NASH: Toward End-to-End Neural Architecture for Generative Semantic Hashing
This work addresses the need for more efficient and theoretically grounded semantic hashing methods in information retrieval systems, representing an incremental advancement by integrating variational inference and rate-distortion theory into an end-to-end framework.
The paper tackles the problem of two-stage training and ad-hoc binary constraint handling in semantic hashing by proposing NASH, an end-to-end neural architecture that treats binary hashing codes as Bernoulli latent variables and uses neural variational inference for training, resulting in significant performance improvements over state-of-the-art models on three public datasets.
Semantic hashing has become a powerful paradigm for fast similarity search in many information retrieval systems.

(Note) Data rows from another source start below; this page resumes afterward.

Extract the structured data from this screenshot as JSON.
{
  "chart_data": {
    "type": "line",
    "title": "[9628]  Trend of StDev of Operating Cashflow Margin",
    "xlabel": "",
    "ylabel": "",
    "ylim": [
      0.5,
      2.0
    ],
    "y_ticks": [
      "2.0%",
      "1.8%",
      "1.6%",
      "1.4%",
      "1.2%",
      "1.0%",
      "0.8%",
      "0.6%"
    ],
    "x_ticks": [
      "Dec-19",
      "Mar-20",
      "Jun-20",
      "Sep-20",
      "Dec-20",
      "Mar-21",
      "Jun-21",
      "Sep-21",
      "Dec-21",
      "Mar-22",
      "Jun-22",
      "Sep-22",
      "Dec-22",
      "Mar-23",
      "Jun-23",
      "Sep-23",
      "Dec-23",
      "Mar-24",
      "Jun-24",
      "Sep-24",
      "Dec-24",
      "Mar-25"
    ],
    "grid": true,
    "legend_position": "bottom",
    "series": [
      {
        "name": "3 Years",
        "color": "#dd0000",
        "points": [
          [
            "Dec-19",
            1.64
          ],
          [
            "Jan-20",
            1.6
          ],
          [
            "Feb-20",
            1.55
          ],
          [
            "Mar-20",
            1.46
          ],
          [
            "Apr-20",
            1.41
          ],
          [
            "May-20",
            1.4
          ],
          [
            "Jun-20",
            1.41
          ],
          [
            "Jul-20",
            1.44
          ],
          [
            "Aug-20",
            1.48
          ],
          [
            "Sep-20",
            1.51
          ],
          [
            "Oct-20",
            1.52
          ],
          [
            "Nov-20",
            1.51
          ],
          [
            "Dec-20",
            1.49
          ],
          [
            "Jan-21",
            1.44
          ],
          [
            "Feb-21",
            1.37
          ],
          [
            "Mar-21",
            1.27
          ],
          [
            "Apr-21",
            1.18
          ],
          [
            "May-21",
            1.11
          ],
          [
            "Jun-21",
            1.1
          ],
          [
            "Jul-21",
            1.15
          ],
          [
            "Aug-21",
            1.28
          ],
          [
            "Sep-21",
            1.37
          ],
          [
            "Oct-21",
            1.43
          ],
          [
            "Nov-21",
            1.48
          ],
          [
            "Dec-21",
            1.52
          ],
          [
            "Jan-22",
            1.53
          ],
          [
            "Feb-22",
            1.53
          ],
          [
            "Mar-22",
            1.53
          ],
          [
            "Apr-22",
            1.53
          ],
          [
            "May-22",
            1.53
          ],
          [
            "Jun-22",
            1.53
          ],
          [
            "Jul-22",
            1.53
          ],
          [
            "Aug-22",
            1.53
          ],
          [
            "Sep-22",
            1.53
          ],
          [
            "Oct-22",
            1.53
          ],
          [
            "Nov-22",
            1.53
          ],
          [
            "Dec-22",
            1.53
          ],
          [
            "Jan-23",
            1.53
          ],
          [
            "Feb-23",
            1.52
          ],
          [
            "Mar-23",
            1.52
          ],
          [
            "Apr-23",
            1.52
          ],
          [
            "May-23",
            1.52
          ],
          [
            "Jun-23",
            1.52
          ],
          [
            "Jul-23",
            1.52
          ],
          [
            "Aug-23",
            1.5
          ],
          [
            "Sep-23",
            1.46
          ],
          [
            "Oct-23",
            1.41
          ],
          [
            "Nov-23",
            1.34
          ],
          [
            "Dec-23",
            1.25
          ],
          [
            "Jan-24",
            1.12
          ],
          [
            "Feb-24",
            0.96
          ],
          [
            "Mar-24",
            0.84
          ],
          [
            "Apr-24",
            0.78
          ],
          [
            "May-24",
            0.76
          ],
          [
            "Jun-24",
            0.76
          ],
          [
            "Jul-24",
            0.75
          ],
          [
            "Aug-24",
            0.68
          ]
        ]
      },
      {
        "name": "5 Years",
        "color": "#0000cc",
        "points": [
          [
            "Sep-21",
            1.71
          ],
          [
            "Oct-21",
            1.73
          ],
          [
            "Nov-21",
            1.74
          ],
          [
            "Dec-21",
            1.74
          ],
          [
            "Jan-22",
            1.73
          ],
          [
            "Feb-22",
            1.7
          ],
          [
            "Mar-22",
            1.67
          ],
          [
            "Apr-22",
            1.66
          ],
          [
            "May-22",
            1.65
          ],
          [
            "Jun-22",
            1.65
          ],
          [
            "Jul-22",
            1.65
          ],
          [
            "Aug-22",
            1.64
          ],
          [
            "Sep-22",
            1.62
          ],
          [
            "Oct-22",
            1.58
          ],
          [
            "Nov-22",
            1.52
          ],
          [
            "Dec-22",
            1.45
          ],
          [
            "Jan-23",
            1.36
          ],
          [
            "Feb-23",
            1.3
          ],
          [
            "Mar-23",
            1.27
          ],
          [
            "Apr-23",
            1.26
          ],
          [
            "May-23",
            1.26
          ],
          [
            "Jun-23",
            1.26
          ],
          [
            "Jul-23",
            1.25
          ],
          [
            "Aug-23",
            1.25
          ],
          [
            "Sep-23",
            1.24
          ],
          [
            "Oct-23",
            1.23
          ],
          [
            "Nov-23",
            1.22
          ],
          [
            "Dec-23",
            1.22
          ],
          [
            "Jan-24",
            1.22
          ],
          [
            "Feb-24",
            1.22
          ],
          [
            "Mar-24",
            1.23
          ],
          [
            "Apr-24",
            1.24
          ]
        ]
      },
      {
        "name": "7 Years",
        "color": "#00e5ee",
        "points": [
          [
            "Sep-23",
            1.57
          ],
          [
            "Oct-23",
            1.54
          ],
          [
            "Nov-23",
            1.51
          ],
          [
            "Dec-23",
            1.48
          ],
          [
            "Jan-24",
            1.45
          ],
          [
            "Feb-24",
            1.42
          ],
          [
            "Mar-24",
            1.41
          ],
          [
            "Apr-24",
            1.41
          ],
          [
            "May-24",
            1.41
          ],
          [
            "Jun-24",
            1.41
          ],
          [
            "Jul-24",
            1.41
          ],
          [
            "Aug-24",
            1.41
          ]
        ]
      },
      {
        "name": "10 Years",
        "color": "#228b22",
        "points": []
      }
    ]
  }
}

While fairly successful, previous techniques generally require two-stage training, and the binary constraints are handled ad-hoc. In this paper, we present an end-to-end Neural Architecture for Semantic Hashing (NASH), where the binary hashing codes are treated as Bernoulli latent variables. A neural variational inference framework is proposed for training, where gradients are directly back-propagated through the discrete latent variable to optimize the hash function. We also draw connections between proposed method and rate-distortion theory, which provides a theoretical foundation for the effectiveness of the proposed framework. Experimental results on three public datasets demonstrate that our method significantly outperforms several state-of-the-art models on both unsupervised and supervised scenarios.